Setting pay is the responsibility of the hospital board, and those board members must collect and use data from comparable organizations and choose the relevant criteria, most commonly size and location. Using ERI’ s compensation data from the Forms 990 contained in the Nonprofit Comparables Assessor, the table below illustrates the wide variation in pay among larger and smaller hospitals in different locations.

Nonprofit hospitals often compete for executive talent with other industries and other sectors (there are both government and for-profit hospitals, of course) and they need all relevant data to set market rates.  Size still seems to have the most influence on compensation –  the bigger the hospital, the more complex it is to manage.

Currently, experts in the health care sector are focused on adding quality of care factors to the compensation determination process and such criteria may grow in influence as boards react to this pressure to pay based on patent outcomes.  A recently-published Harvard study of compensation of CEOs of U.S. nonprofit hospitals found the highest salaries were in larger, urban teaching hospitals (median pay of $1.7 million annually), while top executives in small rural non-teaching facilities were paid much lower (median of $118,000).

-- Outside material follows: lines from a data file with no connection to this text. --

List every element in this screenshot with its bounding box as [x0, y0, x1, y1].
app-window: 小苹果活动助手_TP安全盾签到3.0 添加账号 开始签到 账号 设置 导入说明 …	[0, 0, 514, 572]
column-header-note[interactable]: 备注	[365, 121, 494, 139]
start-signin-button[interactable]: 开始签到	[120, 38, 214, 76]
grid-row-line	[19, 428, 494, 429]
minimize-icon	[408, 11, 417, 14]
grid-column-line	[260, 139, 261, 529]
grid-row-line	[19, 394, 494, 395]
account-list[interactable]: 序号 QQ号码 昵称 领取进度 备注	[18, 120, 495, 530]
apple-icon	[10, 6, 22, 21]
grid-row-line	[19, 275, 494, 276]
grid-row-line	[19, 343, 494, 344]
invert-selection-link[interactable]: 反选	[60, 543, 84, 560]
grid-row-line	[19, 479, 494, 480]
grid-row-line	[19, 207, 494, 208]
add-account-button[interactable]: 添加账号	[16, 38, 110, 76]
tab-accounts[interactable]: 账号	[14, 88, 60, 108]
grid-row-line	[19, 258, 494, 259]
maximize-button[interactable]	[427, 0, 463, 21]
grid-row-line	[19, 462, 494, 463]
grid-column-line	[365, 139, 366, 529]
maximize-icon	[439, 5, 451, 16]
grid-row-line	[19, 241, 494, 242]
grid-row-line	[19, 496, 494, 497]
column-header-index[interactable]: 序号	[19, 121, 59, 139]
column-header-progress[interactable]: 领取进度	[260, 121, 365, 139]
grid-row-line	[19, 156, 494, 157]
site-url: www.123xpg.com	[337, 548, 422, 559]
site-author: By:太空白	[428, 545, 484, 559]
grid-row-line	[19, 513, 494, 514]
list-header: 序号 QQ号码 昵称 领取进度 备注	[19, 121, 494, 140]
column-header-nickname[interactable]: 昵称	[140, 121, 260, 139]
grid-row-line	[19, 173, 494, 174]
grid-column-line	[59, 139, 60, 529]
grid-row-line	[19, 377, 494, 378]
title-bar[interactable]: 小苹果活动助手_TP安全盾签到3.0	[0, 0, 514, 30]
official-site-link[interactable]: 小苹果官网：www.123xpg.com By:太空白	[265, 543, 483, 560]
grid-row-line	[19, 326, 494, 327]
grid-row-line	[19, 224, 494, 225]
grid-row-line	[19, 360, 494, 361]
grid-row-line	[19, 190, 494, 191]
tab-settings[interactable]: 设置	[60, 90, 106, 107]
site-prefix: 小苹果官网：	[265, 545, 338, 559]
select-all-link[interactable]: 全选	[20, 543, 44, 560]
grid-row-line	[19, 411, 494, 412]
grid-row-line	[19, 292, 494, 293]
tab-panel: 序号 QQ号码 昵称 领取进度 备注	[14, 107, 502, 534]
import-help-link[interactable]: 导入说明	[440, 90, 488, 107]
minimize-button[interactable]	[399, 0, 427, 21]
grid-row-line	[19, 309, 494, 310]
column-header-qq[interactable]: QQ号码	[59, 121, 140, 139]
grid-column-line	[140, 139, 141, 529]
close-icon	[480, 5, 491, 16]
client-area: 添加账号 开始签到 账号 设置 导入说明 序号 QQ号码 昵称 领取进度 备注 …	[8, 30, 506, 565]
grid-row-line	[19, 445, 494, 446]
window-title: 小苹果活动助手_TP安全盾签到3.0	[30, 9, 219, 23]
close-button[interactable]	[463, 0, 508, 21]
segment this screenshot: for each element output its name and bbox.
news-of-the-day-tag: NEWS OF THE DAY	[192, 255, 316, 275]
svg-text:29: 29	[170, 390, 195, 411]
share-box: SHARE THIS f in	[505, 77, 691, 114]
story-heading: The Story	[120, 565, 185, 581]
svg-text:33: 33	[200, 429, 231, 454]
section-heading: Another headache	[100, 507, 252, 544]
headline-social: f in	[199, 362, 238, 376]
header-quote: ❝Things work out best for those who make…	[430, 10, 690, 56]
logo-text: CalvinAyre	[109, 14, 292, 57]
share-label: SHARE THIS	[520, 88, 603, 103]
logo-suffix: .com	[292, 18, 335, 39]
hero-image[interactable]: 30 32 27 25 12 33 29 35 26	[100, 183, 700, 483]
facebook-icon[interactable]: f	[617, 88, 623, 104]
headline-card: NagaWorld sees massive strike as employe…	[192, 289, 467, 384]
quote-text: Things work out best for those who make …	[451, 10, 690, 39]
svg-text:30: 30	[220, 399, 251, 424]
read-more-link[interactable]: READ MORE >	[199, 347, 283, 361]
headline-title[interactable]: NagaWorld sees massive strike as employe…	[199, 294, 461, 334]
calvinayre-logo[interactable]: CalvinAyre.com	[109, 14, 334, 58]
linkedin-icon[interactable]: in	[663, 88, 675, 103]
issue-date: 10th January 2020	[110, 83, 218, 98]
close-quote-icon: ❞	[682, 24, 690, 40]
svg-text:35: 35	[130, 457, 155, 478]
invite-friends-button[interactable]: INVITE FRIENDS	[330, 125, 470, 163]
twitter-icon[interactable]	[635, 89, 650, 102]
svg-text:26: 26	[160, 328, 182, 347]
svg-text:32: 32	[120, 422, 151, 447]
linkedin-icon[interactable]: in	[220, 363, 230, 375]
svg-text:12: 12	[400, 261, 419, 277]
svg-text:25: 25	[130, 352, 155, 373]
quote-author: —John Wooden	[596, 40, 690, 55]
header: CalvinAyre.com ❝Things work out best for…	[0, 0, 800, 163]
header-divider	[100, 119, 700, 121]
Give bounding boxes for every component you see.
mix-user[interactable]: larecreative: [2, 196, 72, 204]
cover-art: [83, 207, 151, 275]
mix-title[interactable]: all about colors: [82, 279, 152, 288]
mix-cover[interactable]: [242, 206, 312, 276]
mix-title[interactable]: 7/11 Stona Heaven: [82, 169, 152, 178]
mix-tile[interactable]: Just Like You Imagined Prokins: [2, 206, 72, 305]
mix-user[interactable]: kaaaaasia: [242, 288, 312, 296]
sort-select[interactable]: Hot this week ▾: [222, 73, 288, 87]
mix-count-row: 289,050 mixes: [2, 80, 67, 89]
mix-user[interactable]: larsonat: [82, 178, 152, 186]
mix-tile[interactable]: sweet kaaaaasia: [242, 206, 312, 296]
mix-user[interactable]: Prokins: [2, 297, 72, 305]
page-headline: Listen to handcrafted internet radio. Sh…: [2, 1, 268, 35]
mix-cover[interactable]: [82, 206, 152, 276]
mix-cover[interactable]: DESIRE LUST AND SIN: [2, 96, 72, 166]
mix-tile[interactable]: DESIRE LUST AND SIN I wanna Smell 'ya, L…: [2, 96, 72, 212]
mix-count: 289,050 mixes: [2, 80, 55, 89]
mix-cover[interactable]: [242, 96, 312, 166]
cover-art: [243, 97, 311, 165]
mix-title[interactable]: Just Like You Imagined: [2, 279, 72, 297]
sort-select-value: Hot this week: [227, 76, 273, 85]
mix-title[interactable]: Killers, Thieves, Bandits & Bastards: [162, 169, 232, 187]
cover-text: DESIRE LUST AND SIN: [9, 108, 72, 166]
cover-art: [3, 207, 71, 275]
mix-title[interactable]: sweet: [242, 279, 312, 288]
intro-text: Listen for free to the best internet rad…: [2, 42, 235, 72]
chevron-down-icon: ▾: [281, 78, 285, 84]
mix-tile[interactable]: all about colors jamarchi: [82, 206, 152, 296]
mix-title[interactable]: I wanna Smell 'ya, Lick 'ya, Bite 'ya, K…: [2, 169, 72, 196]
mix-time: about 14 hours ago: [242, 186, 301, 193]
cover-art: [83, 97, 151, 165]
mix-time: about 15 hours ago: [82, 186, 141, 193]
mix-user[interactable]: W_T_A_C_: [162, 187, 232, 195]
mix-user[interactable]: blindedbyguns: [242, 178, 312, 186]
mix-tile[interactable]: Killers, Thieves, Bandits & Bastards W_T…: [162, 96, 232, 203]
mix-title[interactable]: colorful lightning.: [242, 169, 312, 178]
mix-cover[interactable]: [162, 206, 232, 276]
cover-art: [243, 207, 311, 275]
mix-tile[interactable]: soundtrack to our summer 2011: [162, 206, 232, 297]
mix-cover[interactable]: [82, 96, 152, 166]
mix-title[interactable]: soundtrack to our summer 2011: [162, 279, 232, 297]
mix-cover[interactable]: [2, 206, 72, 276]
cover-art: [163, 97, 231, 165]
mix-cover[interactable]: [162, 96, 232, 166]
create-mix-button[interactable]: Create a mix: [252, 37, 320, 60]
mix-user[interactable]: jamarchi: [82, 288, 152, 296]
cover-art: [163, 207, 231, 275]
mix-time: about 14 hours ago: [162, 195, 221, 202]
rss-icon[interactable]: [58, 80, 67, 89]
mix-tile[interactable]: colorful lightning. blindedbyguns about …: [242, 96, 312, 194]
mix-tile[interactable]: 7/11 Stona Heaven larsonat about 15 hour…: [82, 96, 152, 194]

The data on 1,877 CEOs at 2,681 hospitals came from seven data sources, including Forms 990.  The authors were trying to establish a link between compensation levels and mortality rates for the hospitals – that the CEOs were rewarded with higher pay if there were fewer deaths in their hospitals.  What they found, however, was that pay was higher for more hospital beds, for more use of advanced technologies, and for high ratings on patient satisfaction surveys.

As insurers and government programs such as Medicare are working to link compensation to the quality of care, doctor pay seems to be more influenced by quality scores; however, that trend is not yet evident for hospital CEO pay.  As the tables above show, CEO pay is really influenced by size and location of the nonprofit hospital.  Until there is more evidence of the use of additional factors, the Nonprofit Comparables Assessor can provide the most relevant market rate estimates of compensation, with its choices of size and location.  The software also provides easy access to the source Forms 990, which may provide more detail on additional criteria used to set salaries.